Otherwise, you may unwittingly limit your market to families who happen to have a toddler in the home whom they can consult.
Which tastes better to you?
You may have heard me from time to time harp on the importance of never mistaking a brand’s trappings for the brand itself.
This is not to say that brand trappings don’t matter. They do. To illustrate, I have invited a bowl of chili to join us.
A chef I know never serves chili without perching atop of it a fresh slice of shiny yellow bell pepper. Finding it hard to imagine that the slice contributes much in the way of flavor, I asked him why he bothered.
“A bowl of chili,” he explained, “isn’t much to look at. You don’t see still-life artists painting bowls of chili. The dash of yellow dresses up my chili and makes it look like it tastes better. If people expect it to taste better, it will.”

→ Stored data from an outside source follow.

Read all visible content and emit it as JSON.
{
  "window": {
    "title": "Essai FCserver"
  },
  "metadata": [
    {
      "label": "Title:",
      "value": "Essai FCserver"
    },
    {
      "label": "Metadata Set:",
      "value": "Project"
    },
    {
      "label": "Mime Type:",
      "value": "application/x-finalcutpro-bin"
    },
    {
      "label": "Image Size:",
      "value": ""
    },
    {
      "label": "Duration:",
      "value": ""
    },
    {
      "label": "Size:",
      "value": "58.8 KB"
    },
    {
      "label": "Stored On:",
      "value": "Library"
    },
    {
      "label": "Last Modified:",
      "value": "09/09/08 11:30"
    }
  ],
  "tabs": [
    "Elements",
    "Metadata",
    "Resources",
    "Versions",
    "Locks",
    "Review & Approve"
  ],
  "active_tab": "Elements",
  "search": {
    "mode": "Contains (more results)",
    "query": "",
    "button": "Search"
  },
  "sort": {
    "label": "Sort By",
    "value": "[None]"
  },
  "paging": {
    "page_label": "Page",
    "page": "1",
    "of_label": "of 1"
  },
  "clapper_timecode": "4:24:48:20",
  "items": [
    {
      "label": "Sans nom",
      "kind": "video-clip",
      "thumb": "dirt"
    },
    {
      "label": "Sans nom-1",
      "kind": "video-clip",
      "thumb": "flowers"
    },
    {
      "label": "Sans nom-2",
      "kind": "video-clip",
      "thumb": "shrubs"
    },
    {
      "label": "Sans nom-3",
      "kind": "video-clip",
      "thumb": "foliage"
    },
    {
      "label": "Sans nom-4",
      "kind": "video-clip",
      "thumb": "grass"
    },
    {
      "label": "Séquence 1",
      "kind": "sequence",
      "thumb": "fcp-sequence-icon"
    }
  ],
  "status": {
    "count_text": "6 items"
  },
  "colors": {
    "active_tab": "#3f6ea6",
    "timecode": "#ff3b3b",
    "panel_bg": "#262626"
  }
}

Do not scoff. Cheap wine with an expensive label fools even the experts. And audio cables with high price tags trick audiophiles into hearing a difference that isn’t there. It works the other way, too. Mix a few drops of blue or red food coloring into a bottle of milk. Blindfolded, the family would likely not notice the change. Drop the blindfolds, and watch how quickly everyone agrees that the milk doesn’t taste right.
In marketing, besides being what you claim (the brand), it’s important to look like what you claim (the trappings). Even the most cerebral and detached of us find it assuring when airline pilots show up in crisp uniforms, orchestra members don formal attire, and safari guides sport pith helmets.
Now consider a payment app. It’s a given that it needs to work and be easy, even a pleasure to use. But if you want people to embrace and use it, it must not just have but look like it has those qualities. This is where brand trappings come in.
Apps are not so different from food. While looking great cannot save an ill-conceived app, not looking appealing can do injustice to a great one.